Praça da Liberdade

O segredo cool do Bonjardim

Chamaram-lhe "cool" e a Time Out pô-la no 3.º lugar entre as ruas mais cool do mundo. Parece um troféu leve, coisa de revista. Mas "cool", numa rua, não é maquilhagem: é pulso, é cidade em modo íntimo, porque só é cidade a que está ao nível dos olhos e dos pés.

Uma rua cool segura vários tempos sem rasgar nenhum. A tradição não fica em museu e a novidade não chega de bulldozer. É espaço de conversa. E aqui há fricção boa: cheiro de pão quente ao lado do som de obras, a voz do vizinho a cruzar- se com o olhar de quem chega. E há acaso: encontros, surpresas, pequenas alegrias a meio do caminho. No Bonjardim, a mistura é visível e comestível: a Flor do Bonjardim adoça manhãs há décadas; o Pretinho do Japão, mercearia reinventada, prova que o comércio antigo pode ganhar futuro; a Regaleira serve o Porto de sempre, entre um Porto que muda; e as bifanas da Conga, com picante, mantêm fila, rumor e identidade.
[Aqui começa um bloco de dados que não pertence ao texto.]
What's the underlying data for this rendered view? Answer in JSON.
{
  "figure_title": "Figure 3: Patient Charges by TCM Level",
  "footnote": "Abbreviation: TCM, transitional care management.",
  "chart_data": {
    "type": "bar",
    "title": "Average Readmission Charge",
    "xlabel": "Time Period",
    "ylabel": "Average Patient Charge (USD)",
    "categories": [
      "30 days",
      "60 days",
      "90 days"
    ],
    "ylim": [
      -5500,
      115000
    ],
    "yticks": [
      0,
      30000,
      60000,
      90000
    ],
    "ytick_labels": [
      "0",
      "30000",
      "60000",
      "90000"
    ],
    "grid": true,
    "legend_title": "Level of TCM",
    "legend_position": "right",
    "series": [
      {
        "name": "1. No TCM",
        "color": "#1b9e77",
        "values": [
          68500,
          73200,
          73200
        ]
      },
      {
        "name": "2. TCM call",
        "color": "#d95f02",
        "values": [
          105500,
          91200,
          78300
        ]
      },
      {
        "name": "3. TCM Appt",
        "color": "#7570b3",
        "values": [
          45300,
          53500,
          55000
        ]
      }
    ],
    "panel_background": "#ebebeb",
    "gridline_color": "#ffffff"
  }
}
Há também um lado quase secreto: esta rua é linha de continuidade, costura entre zonas e modos de vida, liga a Baixa turística ao Porto do dia-a-dia sem perder ninguém pelo caminho. Há pressa e pausa, quem passa e quem pertence, tudo no mesmo passeio. Por isso, o prémio faz sentido. O Bonjardim é cool porque é útil, diverso, habitado, numa rua onde a vida cabe. E uma rua só é realmente cool quando, nesta simbiose de usos e funções, se emite energia humana.

Agora vem a parte difícil: como continuar a sê-lo. Ser cool, depois de ser eleito, é um enorme desafio urbano. Não liga com lojas de souvenirs ou outros comércios globais. Exige cuidado fino de mobilidade, rendas, comércio, de quem fica e de quem chega, para que a etiqueta não mate a alma que a criou.